One of the biggest problems was insurance.
By that I mean that the insurance companies didn't like the idea of a .50 ball being shot at a more reasonable speed like 380-400. If we'd been able to shoot at that sort of velocity then most if not all of the disadvantages of .50 would be negated without being any more dangerous - in fact the paint would go straighter. 50 cal at 380 wont hurt any more than 68 at 300 and wont do any more damage.
Here in NZ most RAM .43 players chrono at 380 as they consider that a safe speed. We don't have to worry about insurance so it just makes sense. Because of that .50 could probably have worked over here.
The other main reason .50 died was that it was marketed all wrong. Heck it was worse than the marketing for John Carter. They were busy talking about how .50 was going to take over the whole of paintball and become the new standard while making all kinds of false claims about it's performance. What they should have done was to market it for what it's actually good for: cheaper paint for field owners, and less pain for punters. Second to that the ability to carry more paint could have been marketed to players who need to lay down a heavy stream. Unfortunately they didn't do this preferring instead to treat us all like idiots and pretend the product was revolutionary. It was a massive marketing fail and I posted about it at the time (I have a marketing degree) but of course they thought they knew best.

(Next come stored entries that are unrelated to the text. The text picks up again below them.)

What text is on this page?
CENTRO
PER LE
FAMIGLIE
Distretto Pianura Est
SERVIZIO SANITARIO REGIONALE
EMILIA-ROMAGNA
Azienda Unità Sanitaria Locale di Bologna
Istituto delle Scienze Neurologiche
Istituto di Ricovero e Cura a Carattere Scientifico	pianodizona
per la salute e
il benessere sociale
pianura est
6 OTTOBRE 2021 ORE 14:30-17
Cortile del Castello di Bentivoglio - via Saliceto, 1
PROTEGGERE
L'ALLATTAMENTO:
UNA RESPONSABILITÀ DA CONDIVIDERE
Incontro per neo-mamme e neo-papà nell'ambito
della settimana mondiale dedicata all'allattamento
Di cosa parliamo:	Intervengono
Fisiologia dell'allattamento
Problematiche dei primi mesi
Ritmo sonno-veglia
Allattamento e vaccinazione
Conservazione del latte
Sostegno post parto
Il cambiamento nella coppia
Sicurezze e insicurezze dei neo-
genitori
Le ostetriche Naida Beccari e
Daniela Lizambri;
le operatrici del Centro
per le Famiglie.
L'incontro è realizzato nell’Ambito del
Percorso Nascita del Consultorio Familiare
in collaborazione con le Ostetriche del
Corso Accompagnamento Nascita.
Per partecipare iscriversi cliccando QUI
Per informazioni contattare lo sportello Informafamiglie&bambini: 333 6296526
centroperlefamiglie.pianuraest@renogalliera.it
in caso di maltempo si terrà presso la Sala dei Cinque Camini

Another area where .50 did actually make sense was milsim. It's a much better size for magfed markers, allowing more realistic looking markers and things like 30 round mags less than a yard long (unlike RAP4 and co). They must have known this, starting a brand called GI "milsim". The problems were several. For one, the brand focused on anything but milsim, becoming an extremely diluted brand that nobody really understood. For two, the 300fps problem mentioned above. For three, the whole idea was doomed because of their false claims in the first place.